Regular readers will know we have been hunting for Bechstein’s in Bedfordshire. So far we have had no luck, but the weather has been awful. Lia is going to come back at the end of August, but she has just spent a week looking for them in Herefordshire and invited Bob and Jude down to play. We stayed in a lovely cottage and met up with some other bat workers who were helping her out. And what was that thing in the sky? That yellow thing that seemed to making the days warm?
As night fell the team headed out into a series of fairly local woods which had been selected as being possible A large amount of equipment was man/woman handled into the woods and set up. This included not just the harp trap but also songmeter detectors and video camera.
On the second night, permission hadn’t come through to access a particular site so we stayed in the cottage grounds.

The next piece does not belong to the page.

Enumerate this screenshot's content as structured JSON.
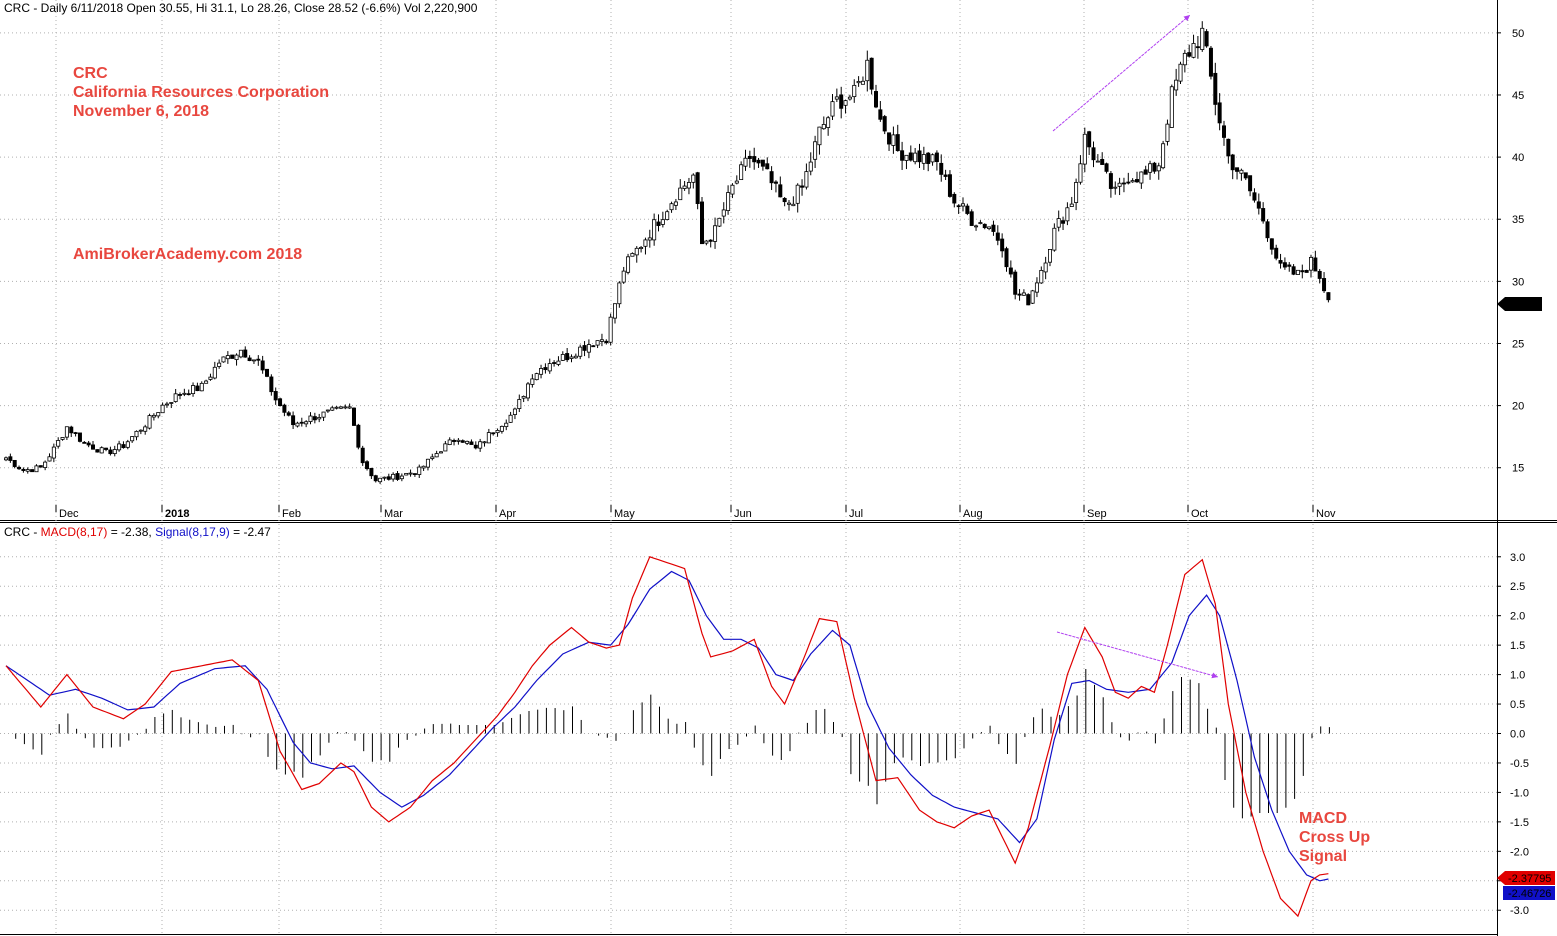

We treated ourselves to a leisurely meal and then set up a harp trap, a mist net and a double height net and set up a Griffin bat detector and waited for developments.
Bats soon found their way into the mist net by the hedge. This gave Jude her first ever sighting of a whiskered bat in the hand.
Because this wasn’t part of the actual project we were able to use this as an opportunity to give Heather and Lia a chance to take bats out of the net, By the end of the evening we had done rather well and on listening to the Griffin we picked up horseshoes as well. How very different from life in Bedfordshire.
One of the bats we caught was a most unusual looking brown long eared bat. Brown long eareds are normally very cute creatures, but this beast was somewhat different.
In the following three days, three more woods were visited. Bats, I am convinced .have a sense of the dramatic. So it was not until midnight on the very last night that the story reached its climax; a female Bechstein’s came into the harp trap. Lia was delighted, but I think the rest of us were even more excited that all her hard work and patience had finally paid off.
We are now hoping that when Lia comes back to Bedfordshire at the end of August, we will succeed in finding one here.